Weaknesses The most significant weakness arises not from within the company, but the death of the owner who played a significant role in running the company. Along with the death of Phil, the manager, the company may have lost the aggressiveness that Phil possessed. Phil also managed merchandising and promotion, and a precise vision of where the company will be heading, which none of the employees, even Lechaise has admitted to having no knowledge of.

In addition, due to the inadequate amount of sales, we can observe that the company does not have the necessary funds to pay for the modernization that took place from 1983-1993. This shows that the current sales, despite its growth relative to previous sales, is not enough to pay of capital expenditures.

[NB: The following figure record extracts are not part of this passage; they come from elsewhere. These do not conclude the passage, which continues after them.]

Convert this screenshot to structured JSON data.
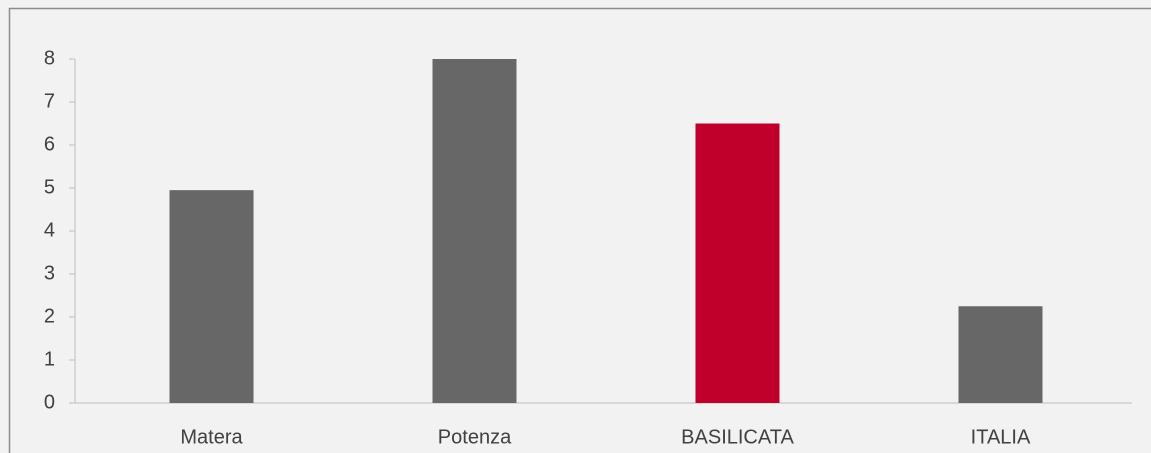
{
  "chart_data": {
    "type": "bar",
    "categories": [
      "Matera",
      "Potenza",
      "BASILICATA",
      "ITALIA"
    ],
    "values": [
      4.95,
      8,
      6.5,
      2.25
    ],
    "colors": [
      "#676767",
      "#676767",
      "#c0002a",
      "#676767"
    ],
    "ylim": [
      0,
      8
    ],
    "yticks": [
      0,
      1,
      2,
      3,
      4,
      5,
      6,
      7,
      8
    ],
    "grid": false
  }
}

The company would have to exploit new ways to generate revenue since the current method is not generating enough.

Lastly, we note that operations manager, Jean Lechaise, is deciding to retire in 2-3 years, which can be threatening to the business of this size. Jean runs day to day operations with the knowledge he accumulated in the time of his employment. This knowledge can be very important because it can be key to efficiency in operations. If a new operations manager were to be selected the efficiency of daily operations can go down, therefore dragging profits lower with it.

Opportunities The company has necessary the infrastructure to take advantage of the Canada –US Free Trade Agreement (1989), that will increase the potential of US customers in the near future, providing the necessary funds to further modernize their manufacturing process and products with the growing sales. The lower value of the Canadian dollar compared to the US dollar allows exports from Canada to be more attractive since the US can take an advantage of the exchange rates. This phenomenon would allow the company to grow its sales according to the growth in demand from the US.

Threats The Canada-US Free Trade Agreement may have opened the flood gates to unprecedented completion that the company has not recognized. Imports from larger American companies can offer a larger variety of products and may also be cheaper relative to Canadian products. The company can face fierce competition, which would bankrupt the company under its new owner.